Abstract

We wish to develop a CT scan-based scoring system which estimates the probability of adnexal mass malignancy. Patients (324) undergoing adnexal mass surgery were recruited into the study from June 1, 2002, to January 1, 2009. All study patients had a preoperative CT scan and serum CA-125 test. CT scan abnormalities included any solid tumor components, ascites, and pelvic or abdominal lymphadenopathy and omental caking. There were 225 (70%) benign and 99 (30%) malignant ovarian masses. Using logistic regression with the area under the curve of the receiver operating curve of 82%, the cancer probability was determined by the equation. e(-3.6372+0.0306*(A)+0.001*(C)+1.551*(D)+1.7377*(E)+2.76*(F)) / 1+e(-3.6372+0.0306*(A)+0.001*(B)+0.876*(C)+1.551*(D)+1.7377*(E)+2.76*(F)) where A = age, B = CA-125, C = solid adnexal mass is 1 and cystic is 0, D = ascites is 1, E = omental caking is 1 and absence is 0, F = node size ≥1 cm is 1 and <1 cm is 0 value.
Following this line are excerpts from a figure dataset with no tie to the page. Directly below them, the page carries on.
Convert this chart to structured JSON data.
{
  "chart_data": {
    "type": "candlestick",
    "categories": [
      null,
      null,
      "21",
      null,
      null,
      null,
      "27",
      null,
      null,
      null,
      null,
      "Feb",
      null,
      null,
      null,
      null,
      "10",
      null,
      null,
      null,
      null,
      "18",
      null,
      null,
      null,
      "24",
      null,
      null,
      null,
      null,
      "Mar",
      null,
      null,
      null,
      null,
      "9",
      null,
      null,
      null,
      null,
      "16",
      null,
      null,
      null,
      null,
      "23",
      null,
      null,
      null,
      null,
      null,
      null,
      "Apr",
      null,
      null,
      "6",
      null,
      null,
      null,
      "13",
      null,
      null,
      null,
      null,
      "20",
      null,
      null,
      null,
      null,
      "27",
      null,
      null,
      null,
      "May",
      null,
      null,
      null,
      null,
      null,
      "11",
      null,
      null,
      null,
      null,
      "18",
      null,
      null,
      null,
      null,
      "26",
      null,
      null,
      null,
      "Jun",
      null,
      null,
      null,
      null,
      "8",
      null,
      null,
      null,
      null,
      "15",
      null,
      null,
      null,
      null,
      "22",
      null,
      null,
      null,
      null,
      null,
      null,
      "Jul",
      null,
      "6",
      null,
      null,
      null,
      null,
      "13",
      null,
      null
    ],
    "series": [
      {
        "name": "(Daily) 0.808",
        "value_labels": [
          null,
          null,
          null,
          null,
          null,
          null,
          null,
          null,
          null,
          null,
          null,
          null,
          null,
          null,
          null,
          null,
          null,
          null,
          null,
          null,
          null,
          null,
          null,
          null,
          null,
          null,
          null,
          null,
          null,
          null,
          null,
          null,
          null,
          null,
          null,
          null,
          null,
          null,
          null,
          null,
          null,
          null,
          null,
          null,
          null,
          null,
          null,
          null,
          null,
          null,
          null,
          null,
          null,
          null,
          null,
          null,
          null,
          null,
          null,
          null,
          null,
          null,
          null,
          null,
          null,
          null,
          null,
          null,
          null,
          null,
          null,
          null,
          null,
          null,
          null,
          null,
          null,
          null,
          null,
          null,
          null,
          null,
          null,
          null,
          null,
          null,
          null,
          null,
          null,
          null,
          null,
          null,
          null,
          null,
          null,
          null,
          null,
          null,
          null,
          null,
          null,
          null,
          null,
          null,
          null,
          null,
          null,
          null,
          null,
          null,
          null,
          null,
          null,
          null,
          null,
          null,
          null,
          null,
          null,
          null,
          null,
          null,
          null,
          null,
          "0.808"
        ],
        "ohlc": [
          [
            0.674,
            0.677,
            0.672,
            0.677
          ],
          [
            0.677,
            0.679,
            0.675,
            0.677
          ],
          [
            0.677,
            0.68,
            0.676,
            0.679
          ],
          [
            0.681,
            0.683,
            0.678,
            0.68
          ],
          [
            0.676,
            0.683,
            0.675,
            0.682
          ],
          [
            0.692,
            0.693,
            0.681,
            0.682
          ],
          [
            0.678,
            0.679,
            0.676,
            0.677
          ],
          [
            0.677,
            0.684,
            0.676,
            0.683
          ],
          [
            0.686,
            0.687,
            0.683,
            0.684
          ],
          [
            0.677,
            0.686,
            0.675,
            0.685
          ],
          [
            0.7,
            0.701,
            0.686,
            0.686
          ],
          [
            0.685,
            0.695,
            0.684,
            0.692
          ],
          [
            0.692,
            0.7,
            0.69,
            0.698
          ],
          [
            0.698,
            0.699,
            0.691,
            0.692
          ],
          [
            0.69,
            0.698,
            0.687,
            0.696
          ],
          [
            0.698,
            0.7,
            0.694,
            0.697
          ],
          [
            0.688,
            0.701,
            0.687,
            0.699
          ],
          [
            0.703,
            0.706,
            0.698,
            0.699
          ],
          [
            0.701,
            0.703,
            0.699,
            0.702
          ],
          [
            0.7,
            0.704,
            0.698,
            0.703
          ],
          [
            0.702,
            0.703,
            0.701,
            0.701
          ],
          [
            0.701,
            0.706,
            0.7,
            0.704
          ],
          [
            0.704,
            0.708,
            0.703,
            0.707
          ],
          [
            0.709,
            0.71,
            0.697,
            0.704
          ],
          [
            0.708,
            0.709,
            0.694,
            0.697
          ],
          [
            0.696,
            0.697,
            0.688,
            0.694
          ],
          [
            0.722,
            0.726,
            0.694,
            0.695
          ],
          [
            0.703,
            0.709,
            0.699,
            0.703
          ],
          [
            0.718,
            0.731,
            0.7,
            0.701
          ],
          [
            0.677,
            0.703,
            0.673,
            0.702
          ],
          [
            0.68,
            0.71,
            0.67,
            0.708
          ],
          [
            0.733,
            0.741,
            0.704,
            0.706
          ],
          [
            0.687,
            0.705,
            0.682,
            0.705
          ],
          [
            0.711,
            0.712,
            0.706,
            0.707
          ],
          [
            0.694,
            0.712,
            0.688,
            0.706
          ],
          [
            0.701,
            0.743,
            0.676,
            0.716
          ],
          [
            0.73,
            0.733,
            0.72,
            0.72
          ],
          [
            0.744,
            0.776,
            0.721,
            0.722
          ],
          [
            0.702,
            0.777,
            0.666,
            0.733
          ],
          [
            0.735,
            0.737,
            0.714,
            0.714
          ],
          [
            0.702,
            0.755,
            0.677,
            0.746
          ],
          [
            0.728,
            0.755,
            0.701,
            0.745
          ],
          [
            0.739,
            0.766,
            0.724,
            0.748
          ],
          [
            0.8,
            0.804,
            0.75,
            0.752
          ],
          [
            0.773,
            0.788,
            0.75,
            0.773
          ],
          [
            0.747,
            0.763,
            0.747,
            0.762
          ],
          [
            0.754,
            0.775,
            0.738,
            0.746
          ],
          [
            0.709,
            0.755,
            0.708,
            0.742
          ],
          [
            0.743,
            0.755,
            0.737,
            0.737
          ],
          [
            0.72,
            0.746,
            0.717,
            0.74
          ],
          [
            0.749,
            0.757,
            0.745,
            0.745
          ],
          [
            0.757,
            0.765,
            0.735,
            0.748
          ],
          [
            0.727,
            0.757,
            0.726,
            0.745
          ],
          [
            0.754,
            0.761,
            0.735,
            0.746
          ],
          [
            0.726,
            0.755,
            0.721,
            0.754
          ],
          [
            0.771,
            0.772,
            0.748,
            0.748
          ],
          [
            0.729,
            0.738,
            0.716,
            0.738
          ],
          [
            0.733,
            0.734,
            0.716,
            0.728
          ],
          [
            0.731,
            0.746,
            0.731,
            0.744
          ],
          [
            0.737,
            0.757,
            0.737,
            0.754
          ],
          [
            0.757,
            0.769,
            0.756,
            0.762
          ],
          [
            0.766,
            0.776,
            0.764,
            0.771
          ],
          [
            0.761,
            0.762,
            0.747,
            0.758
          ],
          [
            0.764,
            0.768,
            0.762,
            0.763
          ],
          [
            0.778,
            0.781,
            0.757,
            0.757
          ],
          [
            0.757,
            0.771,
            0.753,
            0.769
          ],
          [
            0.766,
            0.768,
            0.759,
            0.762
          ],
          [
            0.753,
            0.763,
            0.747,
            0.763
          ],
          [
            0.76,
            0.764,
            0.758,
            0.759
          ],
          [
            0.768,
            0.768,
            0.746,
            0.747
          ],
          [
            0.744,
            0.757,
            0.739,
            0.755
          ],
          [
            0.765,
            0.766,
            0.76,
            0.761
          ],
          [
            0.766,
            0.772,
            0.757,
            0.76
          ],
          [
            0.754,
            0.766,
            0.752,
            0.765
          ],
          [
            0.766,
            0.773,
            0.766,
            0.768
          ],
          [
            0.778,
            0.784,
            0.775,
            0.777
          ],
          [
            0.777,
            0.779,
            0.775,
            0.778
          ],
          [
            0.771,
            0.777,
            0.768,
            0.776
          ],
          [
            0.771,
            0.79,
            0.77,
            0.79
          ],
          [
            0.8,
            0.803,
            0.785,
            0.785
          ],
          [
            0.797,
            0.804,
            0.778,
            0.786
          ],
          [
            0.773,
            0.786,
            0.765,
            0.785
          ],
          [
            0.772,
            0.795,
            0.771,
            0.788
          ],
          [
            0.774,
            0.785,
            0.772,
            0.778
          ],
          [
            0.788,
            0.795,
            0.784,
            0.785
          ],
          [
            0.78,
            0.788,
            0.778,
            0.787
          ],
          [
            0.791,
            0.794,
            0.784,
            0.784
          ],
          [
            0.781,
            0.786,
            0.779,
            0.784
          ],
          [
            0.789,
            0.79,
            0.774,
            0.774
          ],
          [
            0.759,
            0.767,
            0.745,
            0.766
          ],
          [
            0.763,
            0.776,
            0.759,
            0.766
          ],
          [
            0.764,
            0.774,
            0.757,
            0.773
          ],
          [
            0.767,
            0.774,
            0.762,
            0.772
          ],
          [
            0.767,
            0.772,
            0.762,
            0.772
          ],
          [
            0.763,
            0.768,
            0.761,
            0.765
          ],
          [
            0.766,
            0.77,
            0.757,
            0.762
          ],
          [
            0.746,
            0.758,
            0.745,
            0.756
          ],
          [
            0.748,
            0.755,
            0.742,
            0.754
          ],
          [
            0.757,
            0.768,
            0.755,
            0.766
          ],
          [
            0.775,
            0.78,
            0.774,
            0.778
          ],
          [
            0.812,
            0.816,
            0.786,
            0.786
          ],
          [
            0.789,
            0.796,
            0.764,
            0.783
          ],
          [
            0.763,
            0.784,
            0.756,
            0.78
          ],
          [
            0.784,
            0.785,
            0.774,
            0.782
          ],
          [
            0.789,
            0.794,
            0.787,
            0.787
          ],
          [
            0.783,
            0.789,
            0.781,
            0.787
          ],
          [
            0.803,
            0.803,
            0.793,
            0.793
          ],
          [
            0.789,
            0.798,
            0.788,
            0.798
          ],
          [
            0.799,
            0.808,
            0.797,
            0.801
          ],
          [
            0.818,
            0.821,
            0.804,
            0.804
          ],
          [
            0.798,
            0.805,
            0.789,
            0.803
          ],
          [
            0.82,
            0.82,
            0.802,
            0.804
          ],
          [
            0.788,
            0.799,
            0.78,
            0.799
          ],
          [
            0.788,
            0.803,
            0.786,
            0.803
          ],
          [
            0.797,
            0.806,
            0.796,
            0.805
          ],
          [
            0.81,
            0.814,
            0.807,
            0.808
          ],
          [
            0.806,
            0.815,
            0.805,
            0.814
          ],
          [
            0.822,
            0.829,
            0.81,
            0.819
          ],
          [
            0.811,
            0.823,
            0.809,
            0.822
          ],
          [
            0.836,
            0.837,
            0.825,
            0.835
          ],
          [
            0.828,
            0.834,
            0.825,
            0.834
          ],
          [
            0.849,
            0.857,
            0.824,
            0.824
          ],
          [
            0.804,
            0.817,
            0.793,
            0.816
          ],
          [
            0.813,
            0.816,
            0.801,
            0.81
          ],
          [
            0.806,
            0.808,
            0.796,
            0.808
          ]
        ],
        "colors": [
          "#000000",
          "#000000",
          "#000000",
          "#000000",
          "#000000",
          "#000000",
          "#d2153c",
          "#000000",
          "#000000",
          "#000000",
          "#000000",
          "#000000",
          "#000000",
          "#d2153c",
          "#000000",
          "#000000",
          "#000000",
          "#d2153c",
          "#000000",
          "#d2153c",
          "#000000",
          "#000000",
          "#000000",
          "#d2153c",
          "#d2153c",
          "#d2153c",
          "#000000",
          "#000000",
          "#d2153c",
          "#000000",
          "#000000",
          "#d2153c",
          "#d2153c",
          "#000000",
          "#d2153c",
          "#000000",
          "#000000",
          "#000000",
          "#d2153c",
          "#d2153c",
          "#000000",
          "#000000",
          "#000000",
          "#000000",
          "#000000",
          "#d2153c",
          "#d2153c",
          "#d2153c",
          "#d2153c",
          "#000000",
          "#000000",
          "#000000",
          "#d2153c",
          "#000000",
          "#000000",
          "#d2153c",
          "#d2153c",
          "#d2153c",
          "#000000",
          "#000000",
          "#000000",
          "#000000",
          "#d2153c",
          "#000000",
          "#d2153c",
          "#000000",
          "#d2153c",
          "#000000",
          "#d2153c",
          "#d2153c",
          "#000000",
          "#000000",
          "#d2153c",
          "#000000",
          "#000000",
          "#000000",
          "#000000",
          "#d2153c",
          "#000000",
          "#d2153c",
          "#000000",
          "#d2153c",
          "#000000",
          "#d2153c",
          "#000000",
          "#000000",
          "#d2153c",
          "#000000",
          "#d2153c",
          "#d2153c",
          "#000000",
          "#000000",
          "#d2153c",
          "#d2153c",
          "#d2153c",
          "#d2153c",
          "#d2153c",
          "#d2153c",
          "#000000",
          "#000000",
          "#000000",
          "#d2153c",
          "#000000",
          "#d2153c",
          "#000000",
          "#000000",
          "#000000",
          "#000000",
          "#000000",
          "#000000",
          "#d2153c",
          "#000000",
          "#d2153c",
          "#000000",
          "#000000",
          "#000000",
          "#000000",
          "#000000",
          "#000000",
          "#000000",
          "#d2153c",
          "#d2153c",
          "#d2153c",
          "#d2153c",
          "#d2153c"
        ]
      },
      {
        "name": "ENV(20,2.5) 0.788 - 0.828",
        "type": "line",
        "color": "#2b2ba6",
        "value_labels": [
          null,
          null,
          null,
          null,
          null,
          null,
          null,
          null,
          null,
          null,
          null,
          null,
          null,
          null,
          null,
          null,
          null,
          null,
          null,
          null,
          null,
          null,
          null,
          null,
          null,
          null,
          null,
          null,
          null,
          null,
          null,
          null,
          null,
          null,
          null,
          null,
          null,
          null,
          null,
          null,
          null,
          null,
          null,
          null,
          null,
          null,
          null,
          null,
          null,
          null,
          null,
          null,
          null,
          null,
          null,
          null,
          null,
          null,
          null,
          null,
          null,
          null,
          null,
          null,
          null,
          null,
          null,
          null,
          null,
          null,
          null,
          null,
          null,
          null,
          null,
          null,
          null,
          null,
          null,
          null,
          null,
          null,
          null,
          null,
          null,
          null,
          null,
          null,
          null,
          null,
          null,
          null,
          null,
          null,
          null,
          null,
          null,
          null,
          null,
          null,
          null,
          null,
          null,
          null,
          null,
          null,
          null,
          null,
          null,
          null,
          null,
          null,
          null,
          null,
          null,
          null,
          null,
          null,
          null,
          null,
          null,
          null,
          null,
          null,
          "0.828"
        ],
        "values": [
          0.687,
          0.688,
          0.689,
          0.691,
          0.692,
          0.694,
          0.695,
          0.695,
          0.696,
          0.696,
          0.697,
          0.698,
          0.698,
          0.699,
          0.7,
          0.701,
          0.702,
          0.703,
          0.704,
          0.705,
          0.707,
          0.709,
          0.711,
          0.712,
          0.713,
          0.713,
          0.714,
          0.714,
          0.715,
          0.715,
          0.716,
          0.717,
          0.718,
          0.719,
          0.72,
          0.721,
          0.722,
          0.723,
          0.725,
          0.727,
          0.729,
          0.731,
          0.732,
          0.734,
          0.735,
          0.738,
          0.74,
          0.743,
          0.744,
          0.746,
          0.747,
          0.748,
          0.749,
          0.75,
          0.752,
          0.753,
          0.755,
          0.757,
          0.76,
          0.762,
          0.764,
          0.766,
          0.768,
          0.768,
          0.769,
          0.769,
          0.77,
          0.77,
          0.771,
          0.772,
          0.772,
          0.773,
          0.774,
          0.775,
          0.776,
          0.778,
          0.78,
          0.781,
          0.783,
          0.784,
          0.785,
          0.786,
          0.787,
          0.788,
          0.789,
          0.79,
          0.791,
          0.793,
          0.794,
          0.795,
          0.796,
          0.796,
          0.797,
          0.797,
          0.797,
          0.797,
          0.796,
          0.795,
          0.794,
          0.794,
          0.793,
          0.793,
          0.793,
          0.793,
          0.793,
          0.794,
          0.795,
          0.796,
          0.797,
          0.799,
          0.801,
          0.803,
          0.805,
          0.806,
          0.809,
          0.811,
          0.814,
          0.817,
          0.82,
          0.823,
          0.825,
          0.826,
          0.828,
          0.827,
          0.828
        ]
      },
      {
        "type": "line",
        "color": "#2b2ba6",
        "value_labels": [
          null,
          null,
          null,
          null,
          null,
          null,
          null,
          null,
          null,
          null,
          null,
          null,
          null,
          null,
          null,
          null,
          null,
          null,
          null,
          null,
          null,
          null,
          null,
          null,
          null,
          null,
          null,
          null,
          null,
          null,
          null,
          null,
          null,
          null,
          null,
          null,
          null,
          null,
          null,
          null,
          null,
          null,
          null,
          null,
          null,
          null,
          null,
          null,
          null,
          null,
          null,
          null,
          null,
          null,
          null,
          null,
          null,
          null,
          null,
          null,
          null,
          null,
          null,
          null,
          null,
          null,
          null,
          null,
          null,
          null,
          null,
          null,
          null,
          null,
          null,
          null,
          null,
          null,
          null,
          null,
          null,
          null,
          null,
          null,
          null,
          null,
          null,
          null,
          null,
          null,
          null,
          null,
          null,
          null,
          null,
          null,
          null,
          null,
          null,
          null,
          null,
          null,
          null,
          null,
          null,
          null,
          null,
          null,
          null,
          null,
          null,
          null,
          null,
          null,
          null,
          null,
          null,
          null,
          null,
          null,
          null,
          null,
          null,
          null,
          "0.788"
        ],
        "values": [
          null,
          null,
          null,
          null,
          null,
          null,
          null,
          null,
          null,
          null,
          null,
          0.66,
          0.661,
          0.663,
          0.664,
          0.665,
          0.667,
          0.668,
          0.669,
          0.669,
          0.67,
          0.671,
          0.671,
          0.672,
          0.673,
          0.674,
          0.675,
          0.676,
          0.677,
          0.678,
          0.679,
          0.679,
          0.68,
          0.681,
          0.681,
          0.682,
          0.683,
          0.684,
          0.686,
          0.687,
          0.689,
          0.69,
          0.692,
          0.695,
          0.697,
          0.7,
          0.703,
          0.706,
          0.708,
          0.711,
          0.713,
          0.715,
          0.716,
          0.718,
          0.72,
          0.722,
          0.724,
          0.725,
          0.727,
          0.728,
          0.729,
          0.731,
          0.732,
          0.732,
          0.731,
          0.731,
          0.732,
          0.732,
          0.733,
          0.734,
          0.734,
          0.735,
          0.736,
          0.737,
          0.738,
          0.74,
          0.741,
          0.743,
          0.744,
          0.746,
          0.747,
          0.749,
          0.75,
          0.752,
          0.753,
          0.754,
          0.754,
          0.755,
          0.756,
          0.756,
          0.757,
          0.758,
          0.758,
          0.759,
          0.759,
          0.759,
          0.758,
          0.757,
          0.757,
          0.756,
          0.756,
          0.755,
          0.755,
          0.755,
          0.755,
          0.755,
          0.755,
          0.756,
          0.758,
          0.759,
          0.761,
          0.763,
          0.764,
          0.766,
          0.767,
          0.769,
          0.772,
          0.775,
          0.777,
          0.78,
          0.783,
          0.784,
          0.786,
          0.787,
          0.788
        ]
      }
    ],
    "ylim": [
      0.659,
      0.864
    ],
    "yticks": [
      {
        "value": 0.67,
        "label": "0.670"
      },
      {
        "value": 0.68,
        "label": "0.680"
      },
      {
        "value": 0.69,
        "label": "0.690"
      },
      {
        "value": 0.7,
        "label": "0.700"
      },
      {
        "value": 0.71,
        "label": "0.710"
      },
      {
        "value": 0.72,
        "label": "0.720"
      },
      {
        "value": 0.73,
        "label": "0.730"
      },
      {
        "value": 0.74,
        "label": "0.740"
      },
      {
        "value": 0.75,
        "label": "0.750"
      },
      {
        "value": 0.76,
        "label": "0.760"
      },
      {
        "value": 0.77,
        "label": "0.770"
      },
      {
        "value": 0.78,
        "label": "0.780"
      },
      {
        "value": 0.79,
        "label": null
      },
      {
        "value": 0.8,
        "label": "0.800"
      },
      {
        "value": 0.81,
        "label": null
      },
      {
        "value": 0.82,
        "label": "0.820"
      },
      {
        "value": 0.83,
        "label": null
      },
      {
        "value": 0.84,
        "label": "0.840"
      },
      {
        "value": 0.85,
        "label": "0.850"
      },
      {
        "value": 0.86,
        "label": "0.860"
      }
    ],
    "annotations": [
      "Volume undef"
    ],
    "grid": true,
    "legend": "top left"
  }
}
The natural logarithm e is a constant [2.718281828]. For example, for a woman of age 60, CA-125 = 50 U/mL, with solid adnexal mass, ascites, omental caking, and lymphadenopathy, the probability is 0.994. Hence, this woman has a 99.4% probability of having cancer. The computed tomography adnexal mass score combines CT scan findings, CA-125, and patient age into an equation to predict the malignant probability of an adnexal mass.